Spielfilm „Der Tod von Ludwig XIV.“: Der König stirbt
Im Film „Der Tod von Ludwig XIV.“ erkundet Albert Serra das Unvergängliche im Vergänglichen. Seine Einsichten setzt er faszinierend präzise in Szene.
Ludwig XIV., König von Frankreich, der „Sonnenkönig“, starb am 1. September 1715 im Alter von 76 Jahren zu Versailles. Der Film, den Albert Serra über dieses Sterben jetzt gedreht hat, ist ein sehr wertvolles Geschenk an die Zuschauer. Sogleich mit den ersten Bildern und Tönen tauchen wir in die feierliche Stille eines fremden Jahrhunderts ein.
Kerzenlichter erhellen ein wenig die Dunkelheit um den im Sterben liegenden König. Sie sickern nur ein durch Bereiche, in denen die Schatten stärker sind als deren Gegenstand. Keinen Traum, kein Wachen bringt dieser subtile, sensitive Film zum Ausdruck, sondern ein Bewusstsein zwischen beiden, doch überhöht.
Wir sehen dem Tod bei der Arbeit zu, aber auch die Erfahrungswelt des Sterbenden teilt sich uns mit. Die gedämpften Stimmen von Vertrauten des Königs, die sich plaudernd oder Rat suchend (die Ärzte) in seiner Nähe aufhalten, hören sich an wie beim Erwachen aus einem Traum, wenn wir eben noch den Zipfel eines Gesprächs erwischen, als ob wir in eine fremde Leitung geschaltet wären.

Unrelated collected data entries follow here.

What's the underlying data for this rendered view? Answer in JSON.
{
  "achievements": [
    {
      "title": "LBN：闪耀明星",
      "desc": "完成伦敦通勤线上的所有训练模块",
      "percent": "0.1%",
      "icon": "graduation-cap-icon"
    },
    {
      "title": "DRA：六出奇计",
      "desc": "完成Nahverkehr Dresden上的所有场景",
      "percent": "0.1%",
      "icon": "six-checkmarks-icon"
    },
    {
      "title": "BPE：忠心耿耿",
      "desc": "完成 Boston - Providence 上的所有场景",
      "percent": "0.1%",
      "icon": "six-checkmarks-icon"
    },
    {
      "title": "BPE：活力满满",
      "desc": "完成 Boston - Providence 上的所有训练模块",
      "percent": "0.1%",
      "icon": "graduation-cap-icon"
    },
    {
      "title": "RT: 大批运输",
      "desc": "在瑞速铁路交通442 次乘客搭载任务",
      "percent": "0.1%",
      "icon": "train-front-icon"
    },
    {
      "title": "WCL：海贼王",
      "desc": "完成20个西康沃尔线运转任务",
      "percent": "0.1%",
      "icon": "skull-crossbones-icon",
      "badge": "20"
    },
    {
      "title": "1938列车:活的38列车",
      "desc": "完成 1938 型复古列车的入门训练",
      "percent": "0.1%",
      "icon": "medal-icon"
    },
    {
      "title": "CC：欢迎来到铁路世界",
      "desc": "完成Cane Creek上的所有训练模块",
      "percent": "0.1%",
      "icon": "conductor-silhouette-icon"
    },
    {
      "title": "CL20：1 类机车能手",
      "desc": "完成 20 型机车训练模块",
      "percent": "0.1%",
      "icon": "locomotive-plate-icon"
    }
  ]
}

Am stärksten bleibt der Tastsinn erhalten, er führt auf den Grund der Wahrnehmung. Wenn der König das Fell seiner Windhunde streichelt und sie krault, bedarf dieser Genuss keiner Erklärung; er ist einfach da. Die Berührung ist sanft. So auch die eines Biskuits, von Wasser und Wein, die auf der Zunge zergehen, sie netzen.
„Der Tod von Ludwig XIV.“ Regie: Albert Serra. Mit Jean-Pierre Léaud, Patrick d’Assumçao u. a. Frankreich/Portugal/Spanien 2016, 115 Min.
„Heute“, schrieb Ernst Jünger 1987, „droht nicht nur der schnelle, sondern sogar der blitzartige Tod. Dabei stellt sich die Frage, ob nicht die Verkürzung oder die Überblendung der Agonie eine besonders schwere Beraubung darstellt.“ Beim Todeskampf Ludwig XIV. nehmen wir das unerbittliche Vorrücken der Zeit wahr, bis eine Stimme sagt: „Der König ist tot.“
Was ist dabei für den Autor-Regisseur das Wichtigste? Die Wiederentdeckung des Unvergänglichen in der vergänglichen Zeit: des Seins in der Existenz. Die Präzision, mit der diese Entdeckung hier in Szene gesetzt wurde, fasziniert. Sie hat in sich etwas Transzendentales, verscheucht Schmerz und Gefahr.